L’idée qu’il faille être “à fond LMPT” pour être un bon catholique me fait horreur. Pitié, pas de ça dans l’Église ! L’Église va chercher la brebis perdue pour la ramener au bon Berger, elle ne parque pas des moutons en rang derrière des drapeaux. Le pape, les évêques et les prêtres ne sont pas des meneurs de bandes, mais ils portent la grandeur du sacerdoce, ne l’oublions pas. Quand nous parlons de l’Église, nous parlons d’une réalité surnaturelle qui est plus grande que nous : l’Église conduit les âmes vers le Ciel.

R&N : Quelle école de pensée est aujourd’hui la plus efficace ? Une forme de maurrassisme ? Une école “syncrétique” des droites ? Un royalisme de stricte obédience ? Une coagulation des mécontentements ?

Guillaume de Prémare : La première force d’une école de pensée, c’est de fournir une formation politique à ceux qui s’y réfèrent. J’observe – notamment dans le cadre de la Manif pour tous – que ceux qui ont reçu une formation politique à travers une école de pensée possèdent généralement un sens politique bien supérieur à ceux qui n’ont reçu aucune base de philosophie et de culture politiques. Le danger d’une école est toutefois d’enfermer la pensée dans une doxa de stricte observance.
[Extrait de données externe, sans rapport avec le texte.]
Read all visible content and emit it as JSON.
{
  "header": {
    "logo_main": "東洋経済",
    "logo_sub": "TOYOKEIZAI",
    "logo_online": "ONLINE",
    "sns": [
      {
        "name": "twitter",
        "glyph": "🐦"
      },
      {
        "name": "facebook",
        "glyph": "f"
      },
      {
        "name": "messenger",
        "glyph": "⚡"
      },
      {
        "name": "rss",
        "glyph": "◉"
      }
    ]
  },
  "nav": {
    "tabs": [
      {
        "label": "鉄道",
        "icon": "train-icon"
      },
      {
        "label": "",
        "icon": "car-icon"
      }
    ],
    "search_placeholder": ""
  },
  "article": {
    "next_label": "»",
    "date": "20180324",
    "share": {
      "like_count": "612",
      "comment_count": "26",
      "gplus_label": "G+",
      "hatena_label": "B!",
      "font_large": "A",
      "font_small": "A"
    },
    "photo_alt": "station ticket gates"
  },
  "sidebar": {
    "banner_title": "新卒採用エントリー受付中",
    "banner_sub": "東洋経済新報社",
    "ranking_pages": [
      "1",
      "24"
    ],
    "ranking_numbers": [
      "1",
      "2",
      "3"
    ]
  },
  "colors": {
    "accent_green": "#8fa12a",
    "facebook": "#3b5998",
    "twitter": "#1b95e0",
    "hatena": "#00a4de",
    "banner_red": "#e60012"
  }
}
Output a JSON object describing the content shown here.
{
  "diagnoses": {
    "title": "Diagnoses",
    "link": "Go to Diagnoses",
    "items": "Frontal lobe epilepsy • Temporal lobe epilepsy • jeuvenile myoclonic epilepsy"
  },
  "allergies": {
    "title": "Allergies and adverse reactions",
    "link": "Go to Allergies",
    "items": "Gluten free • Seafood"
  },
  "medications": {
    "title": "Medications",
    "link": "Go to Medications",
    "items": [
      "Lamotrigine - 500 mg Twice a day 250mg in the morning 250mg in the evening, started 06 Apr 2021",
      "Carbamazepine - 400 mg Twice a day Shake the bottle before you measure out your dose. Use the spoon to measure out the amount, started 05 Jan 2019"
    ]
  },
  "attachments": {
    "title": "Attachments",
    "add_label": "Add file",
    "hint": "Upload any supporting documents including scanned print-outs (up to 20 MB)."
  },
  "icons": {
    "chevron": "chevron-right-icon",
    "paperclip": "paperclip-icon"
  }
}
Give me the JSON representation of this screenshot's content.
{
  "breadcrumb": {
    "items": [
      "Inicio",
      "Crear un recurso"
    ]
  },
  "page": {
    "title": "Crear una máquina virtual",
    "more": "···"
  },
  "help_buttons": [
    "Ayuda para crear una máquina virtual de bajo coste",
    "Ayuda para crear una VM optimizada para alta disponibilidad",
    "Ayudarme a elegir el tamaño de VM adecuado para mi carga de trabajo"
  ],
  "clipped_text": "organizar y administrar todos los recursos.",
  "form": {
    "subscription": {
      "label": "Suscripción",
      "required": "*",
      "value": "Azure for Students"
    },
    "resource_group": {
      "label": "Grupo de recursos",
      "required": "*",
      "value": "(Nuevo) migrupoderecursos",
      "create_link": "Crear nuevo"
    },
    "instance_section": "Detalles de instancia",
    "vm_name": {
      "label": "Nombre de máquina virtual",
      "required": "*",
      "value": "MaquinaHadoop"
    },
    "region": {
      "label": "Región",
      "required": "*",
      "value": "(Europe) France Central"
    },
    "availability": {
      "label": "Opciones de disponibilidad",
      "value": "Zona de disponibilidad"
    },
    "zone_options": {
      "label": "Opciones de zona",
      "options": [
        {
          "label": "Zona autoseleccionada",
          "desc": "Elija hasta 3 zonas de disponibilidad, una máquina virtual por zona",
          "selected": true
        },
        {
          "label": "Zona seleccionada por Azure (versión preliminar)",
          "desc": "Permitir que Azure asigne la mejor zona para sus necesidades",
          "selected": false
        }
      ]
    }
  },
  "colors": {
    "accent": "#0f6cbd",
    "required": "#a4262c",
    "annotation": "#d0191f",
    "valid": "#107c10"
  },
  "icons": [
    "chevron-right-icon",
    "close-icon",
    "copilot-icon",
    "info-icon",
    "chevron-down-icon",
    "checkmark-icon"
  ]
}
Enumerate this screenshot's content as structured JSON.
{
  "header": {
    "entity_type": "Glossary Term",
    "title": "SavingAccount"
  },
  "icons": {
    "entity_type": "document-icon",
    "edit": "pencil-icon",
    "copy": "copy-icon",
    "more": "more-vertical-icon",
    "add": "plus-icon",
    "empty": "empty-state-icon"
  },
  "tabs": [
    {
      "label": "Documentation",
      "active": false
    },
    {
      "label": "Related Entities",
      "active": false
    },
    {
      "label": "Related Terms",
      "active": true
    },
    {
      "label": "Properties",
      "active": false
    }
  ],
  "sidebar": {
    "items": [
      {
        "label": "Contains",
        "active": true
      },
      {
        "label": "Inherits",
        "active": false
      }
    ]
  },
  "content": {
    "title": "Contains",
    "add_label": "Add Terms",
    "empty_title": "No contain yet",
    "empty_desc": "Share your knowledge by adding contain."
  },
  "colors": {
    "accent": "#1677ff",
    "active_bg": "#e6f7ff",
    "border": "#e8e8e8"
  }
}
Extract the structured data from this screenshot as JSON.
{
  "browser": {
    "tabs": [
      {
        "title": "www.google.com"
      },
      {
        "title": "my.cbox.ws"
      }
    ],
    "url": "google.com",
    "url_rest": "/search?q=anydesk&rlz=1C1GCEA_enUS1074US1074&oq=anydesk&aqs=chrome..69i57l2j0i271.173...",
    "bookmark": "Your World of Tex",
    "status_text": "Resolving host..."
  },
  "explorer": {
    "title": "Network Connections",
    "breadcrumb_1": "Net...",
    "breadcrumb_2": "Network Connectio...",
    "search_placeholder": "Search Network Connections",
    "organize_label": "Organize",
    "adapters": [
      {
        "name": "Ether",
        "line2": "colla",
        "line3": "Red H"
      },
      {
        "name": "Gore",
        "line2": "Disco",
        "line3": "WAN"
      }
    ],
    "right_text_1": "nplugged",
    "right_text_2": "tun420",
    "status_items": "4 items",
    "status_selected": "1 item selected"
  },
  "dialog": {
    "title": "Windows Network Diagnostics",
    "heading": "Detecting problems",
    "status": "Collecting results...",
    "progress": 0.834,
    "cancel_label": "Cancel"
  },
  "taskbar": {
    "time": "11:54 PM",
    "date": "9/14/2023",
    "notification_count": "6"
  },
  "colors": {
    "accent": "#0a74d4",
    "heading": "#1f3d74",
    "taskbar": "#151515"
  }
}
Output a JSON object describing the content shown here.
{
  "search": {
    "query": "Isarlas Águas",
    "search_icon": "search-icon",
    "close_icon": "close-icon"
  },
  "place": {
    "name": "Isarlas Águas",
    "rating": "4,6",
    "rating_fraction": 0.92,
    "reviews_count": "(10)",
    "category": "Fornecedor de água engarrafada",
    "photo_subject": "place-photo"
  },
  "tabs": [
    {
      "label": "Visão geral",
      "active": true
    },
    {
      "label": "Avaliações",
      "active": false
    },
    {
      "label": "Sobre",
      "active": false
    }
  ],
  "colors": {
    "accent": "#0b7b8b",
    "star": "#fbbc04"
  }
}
La politique ne peut certes pas être dominée par le relativisme car il s’agit de chercher un bien objectif. Cependant, s’il existe un certain nombre de principes intangibles, les options concrètes, les formes de l’organisation politique, peuvent être variées, dépendre des circonstances et possibilités du moment. Ce qui est transversal, ce sont les grands principes de la doctrine sociale de l’Église. Par exemple, la recherche du bien commun, la liberté et la responsabilité, la subsidiarité et la destination universelle des biens, constituent à mon avis les principales clés métapolitiques pour appréhender une reconstruction de la politique à partir de l’échelon micro-politique, c’est-à-dire local, professionnel, familial, éducatif etc.

Si nous voulons résister, au plan politique, au rouleau-compresseur du « meilleur des mondes », c’est en exerçant nos pouvoirs concrets à la base. C’est dans la mesure où la base accepte de lâcher ses pouvoirs, de se laisser confisquer ses libertés et responsabilités, que le rouleau-compresseur de la domination de l’État, de la technique et de l’argent peut avancer et aspirer progressivement tous les pouvoirs pour les faire remonter vers ce que le pape François appelle les « pouvoirs invisibles ». Je développerai bientôt ces notions avec Ichtus. Il ne s’agit pas aujourd’hui de choisir entre la gauche et la droite, il s’agit de savoir quelle politique, quelle France, quelles libertés, quelles dynamiques sociales et quelles solidarités nouvelles nous voulons défendre, promouvoir et refonder pour créer les conditions d’une amitié culturelle, sociale et politique capable de construire et reconstruire la France.